Living

Give table tennis a shot at Northside Recreation Center

Most of us have played ping pong in a friend's basement and watched the little round ball go back and forth in a leisurely manner.

However, not many of us play table tennis, the fast-paced sport that looks like ping pong on steroids.

Same table, same ball, same paddle. Different attitude.

Young players like Nathan Lovett, 16, and Will Pitts, 18, love to play table tennis.

Under the tutelage of Jerry Klein, 77, Pitts progressed so quickly that after less than a year, he's now a coach.

Lovett said he's loved playing since he was a little kid. He and Pitts were acquainted, playing tennis together. When Pitts approached him about playing table tennis, Lovett didn't hesitate.

He attends Klein's table tennis classes at Northside Recreation Center whenever he can.

All three men say playing table tennis keeps them shape.

"It's very good exercise," Pitts said. "You use your full body."

Klein said table tennis is a "game that is not as physically demanding as tennis. But it's quicker.

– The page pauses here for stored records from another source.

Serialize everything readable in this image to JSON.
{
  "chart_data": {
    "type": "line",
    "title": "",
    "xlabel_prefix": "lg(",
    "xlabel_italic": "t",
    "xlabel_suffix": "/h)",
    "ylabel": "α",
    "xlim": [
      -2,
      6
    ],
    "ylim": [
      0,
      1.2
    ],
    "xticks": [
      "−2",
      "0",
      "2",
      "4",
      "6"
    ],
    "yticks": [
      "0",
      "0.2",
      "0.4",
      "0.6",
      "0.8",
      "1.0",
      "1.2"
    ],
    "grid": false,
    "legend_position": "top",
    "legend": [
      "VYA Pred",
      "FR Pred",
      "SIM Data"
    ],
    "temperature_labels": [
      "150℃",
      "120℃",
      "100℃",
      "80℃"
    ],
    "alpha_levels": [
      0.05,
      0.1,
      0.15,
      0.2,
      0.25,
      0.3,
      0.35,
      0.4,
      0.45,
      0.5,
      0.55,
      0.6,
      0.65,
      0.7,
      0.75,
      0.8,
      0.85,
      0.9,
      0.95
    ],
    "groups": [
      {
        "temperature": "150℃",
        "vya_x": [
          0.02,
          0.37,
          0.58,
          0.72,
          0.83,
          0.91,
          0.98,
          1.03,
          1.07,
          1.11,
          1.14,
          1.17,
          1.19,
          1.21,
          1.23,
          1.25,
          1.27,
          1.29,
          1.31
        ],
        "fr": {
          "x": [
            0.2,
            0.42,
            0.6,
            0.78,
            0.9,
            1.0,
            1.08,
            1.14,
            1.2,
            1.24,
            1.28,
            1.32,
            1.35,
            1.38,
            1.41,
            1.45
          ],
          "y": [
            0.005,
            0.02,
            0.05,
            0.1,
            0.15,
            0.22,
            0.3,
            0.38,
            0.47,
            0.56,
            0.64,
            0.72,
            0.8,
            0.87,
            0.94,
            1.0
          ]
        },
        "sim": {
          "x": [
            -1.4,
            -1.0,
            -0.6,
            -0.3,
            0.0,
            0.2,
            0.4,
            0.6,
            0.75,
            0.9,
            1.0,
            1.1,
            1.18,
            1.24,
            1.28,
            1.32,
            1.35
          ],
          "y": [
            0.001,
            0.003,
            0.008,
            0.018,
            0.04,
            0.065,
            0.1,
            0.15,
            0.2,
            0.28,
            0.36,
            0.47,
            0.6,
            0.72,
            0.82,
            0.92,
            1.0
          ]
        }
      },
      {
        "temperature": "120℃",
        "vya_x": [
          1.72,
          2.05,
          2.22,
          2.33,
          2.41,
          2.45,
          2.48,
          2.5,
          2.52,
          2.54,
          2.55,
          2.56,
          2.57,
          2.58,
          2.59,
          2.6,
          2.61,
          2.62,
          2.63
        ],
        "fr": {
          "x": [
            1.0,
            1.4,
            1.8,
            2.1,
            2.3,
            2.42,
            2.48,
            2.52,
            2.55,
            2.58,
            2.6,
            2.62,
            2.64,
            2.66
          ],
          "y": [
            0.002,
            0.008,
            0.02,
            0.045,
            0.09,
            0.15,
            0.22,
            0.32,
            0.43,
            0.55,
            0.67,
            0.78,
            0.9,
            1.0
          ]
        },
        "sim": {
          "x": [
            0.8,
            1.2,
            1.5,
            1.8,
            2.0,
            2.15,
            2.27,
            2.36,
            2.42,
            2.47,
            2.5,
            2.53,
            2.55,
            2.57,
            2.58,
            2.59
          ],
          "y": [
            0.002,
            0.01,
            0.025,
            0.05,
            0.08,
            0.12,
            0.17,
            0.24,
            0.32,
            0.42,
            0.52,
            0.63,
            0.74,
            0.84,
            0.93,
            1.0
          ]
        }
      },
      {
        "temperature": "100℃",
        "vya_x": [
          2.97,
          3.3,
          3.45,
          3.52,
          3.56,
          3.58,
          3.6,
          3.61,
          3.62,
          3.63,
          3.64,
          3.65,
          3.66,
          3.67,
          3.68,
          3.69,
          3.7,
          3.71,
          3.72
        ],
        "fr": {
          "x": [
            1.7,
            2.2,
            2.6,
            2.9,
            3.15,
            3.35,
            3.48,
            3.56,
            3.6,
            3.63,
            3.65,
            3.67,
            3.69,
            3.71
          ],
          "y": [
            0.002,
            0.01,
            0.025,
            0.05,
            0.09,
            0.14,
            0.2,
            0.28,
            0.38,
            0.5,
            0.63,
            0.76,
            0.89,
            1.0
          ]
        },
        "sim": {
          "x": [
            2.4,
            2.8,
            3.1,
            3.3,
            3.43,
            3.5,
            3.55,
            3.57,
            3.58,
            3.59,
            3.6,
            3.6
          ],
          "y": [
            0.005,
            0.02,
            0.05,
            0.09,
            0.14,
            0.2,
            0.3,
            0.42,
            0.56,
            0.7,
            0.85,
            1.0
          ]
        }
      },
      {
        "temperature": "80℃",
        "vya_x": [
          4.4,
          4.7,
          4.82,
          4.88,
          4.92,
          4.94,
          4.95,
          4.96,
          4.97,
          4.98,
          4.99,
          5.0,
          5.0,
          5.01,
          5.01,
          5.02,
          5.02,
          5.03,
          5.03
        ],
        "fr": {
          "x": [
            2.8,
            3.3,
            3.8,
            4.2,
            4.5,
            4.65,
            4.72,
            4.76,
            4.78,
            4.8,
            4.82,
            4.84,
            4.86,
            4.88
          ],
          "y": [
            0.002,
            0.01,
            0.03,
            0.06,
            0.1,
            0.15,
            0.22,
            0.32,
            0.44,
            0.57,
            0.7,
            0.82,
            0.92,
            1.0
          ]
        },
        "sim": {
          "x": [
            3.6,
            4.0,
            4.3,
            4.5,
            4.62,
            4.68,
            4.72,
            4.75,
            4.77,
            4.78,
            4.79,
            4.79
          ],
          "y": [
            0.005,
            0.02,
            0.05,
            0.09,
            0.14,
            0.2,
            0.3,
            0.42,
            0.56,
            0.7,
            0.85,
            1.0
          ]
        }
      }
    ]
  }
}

It's a game of speed and skill and control."

And you can play inside, he said with a smile.

Professional table tennis players can hit the ball at 100 miles an hour.

The paddles used in table tennis are different from those used in ping pong, too.

The paddles appear to be the same shape and size, but the materials are different. The body of the paddle (or blade as its called), can be made from anything from balsam wood to carbon. The rubber, which comes in specialized packages, can also make a difference. They can cost from $60 to $1,000. But Klein said the average price of a paddle is $100.

Klein began playing table tennis when he was 10 in Detroit, where he grew up.

"A fellow came to the rec center where we were playing," he said. "He gave us tiny little lessons. He taught us to have control of the ball."

Eventually, that rec center became the place in Detroit to learn to play table tennis.

By the time Klein was 11, he began placing in tournaments. He won a bronze medal in Toronto in 1968, his first big prize.

A few years later, Klein said he had his best year when he went to the U.S. Open Championships. He was ranked 30th in the country that year.

He's still ranked in his age group at No. 26 in the U.S.

"I'm 77 and I'm still growing," he said. "I refuse to grow up."

Since he moved to Columbus 12 years ago to take care of his ailing mother, he's been giving lessons at various recreation centers.

Besides, "I liked the weather so much" that he stayed after his mother died. He was living in Ann Arbor, Mich., where he was a Realtor. He even ran for Michigan state senate in 1978.

Klein said people of all ages can play table tennis. The smallest competitor just needs to be able to rest his elbow on the table to play, he said.

He wants to see more people pick up a paddle.

"Before they put a tag on my toe, I'd like to do what Col. Sanders did for fried chicken," Klein said. "I want to see children playing table tennis -- everywhere."

Klein said playing table tennis when he was a teenager kept him out of trouble. Today, he still doesn't smoke or drink and doesn't have to take any medication. "It keeps me in pretty good shape. I'm so healthy."

He teaches at Northside, where there are three tables and he's there from noon-3 p.m. Wednesday and Friday.

His dream is to open his own table tennis center one day.

"I know the players are out there," he said.

Klein and Pitts also coach the Columbus State University table tennis team.

"Table tennis is more fun" than any other sport he's played, Lovett said. He plans to play four days a week while school is out for the summer. He'll be a senior at Columbus High School in the fall.